Doug Spradley

Hapoel Be'er Sheva
- Position: Head coach
- League: Israeli Basketball Premier League

Personal information
- Born: September 14, 1966 (age 59) Tacoma, Washington
- Listed height: 6 ft 4 in (1.93 m)

Career information
- College: Gonzaga (1985–1989)
- Playing career: 1989–2001

Career history

Playing
- 1989–1992: Canadians Amsterdam
- 1992–1996: Paderborn
- 1996–1998: SG Braunschweig
- 1998–2000: SSV Weißenfels
- 2000–2001: Paderborn

Coaching
- 2001–2009: Paderborn
- 2009–2013: Bremerhaven
- 2014–2016: Würzburg
- 2017–2018: Rasta Vechta
- 2019–2020: Tigers Tübingen
- 2022–2026: ZZ Leiden
- 2026–present: Hapoel Be'er Sheva

Career highlights
- As head coach: 2× German Second Division champion (2006, 2017–18); BNXT League champion (2023); 2× Dutch League champion (2023, 2024); Dutch Cup winner (2023); 2× Dutch Supercup winner (2023, 2024); BNXT Dutch Coach of the Year (2023);

= Doug Spradley =

American-German basketball player and coach

Douglas "Doug" Spradley (born September 14, 1966) is an American-German professional basketball coach, and former professional player.
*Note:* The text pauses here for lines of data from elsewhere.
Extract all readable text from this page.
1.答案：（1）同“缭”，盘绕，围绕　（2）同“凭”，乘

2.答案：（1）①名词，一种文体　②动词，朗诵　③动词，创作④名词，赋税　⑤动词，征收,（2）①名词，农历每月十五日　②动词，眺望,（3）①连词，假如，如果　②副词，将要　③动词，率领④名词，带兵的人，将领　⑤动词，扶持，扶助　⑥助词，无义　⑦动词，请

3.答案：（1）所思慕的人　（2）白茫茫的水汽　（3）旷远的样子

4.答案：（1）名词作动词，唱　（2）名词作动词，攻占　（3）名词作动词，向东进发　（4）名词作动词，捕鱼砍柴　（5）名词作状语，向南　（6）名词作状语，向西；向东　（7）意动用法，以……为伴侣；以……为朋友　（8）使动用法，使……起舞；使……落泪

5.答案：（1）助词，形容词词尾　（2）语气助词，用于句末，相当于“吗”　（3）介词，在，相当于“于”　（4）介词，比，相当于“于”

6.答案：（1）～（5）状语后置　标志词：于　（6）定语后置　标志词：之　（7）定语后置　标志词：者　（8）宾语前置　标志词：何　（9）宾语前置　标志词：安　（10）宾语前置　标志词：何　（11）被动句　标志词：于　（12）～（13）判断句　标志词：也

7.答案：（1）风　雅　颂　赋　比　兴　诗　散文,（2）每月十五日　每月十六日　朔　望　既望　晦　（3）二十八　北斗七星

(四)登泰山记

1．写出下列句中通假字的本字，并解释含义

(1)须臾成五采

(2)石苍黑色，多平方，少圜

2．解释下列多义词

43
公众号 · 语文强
He is currently the head coach of Hapoel Be'er Sheva in the Israeli Basketball Premier League, appointed on August 20, 2026, ahead of the 2026–27 season. Spradley has previously won the 2. Basketball Bundesliga in 2006 with Paderborn, and in 2018 with Rasta Vechta. He coached ZZ Leiden to the triple crown (BNXT League champion, Dutch champion, Dutch Cup winner) in 2023.

== Playing career ==
Spradley played college basketball at Gonzaga University (1986–89), where he earned West Coast Conference First team honors in 1987-88 and 1988-89 as well as Honorable Mention status in 1986-87. He amassed 1,427 points during his GU career and became a member of Gonzaga's 40 Point Club after scoring 40 points against Loyola Marymount on February 18, 1989.

Coming out of college in 1989, Spradley signed with the Amsterdam Canadians, a professional basketball team from the Netherlands. He spent three years with the club, before accepting an offer from the Paderborn Baskets of Germany. He helped the team earn promotion to Germany's top-flight Basketball Bundesliga in 1994. He left Paderborn in 1996 and spent two years at SG Braunschweig, followed by another two years at SSV Weißenfels before rounding out his playing days with the Paderborn team in the 2000-01 season.

== Coaching career ==
Following his playing career, Spradley took over as head coach of the Paderborn Baskets in 2001. In 2005-06, he led Paderborn to an undefeated season, which resulted in winning the 2. Bundesliga championship and gaining promotion to the first German division. In 2009, Spradley left Paderborn after eight years at the helm to take on a new challenge at Eisbären Bremerhaven. During his four-year tenure, he guided Bremerhaven to the Bundesliga semifinals in 2010 and to the quarterfinals one year later. Spradley parted company with the Eisbären organization at the conclusion of the 2012-13 campaign.

In May 2014, he was appointed as the new head coach of s.Oliver Würzburg. In his first year at the helm, Spradley steered the team to promotion to Germany's top tier. In 2015-16, he coached Würzburg to a quarterfinal appearance in the Bundesliga playoffs. On December 30, 2016, he was sacked by s.Oliver Würzburg after seven defeats in ten games.

On February 8, 2017, struggling Bundesliga side SC Rasta Vechta announced the appointment of Doug Spradley as head coach, but could not avoid relegation from the German top tier. In the 2017-18 season, he led Vechta to the ProA championship and thus to promotion to the Bundesliga. He parted ways with Vechta at the end of the campaign.

Spradley was named head coach of German ProA team Tigers Tübingen prior to the 2019-20 season. He was sacked on January 1, 2020. Under Spradley's guidance, Tübingen won eight of 16 games.

After the Tigers, he went on to have a sabbatical of two years. On August 14, 2022, Spradley signed a one-year contract with current BNXT League champion ZZ Leiden from the Netherlands. On 12 March 2023, he won the Dutch Basketball Cup with Leiden after defeating Landstede Hammers in the final and added a Dutch championship in May 2023. In June 2023, he completed another championship run with his Leiden team by winning the BNXT League. Spradley won a second Dutch championship in 2024.

== Personal life ==
Spradley was granted German citizenship in 1998. He has two children with his German wife Tanja.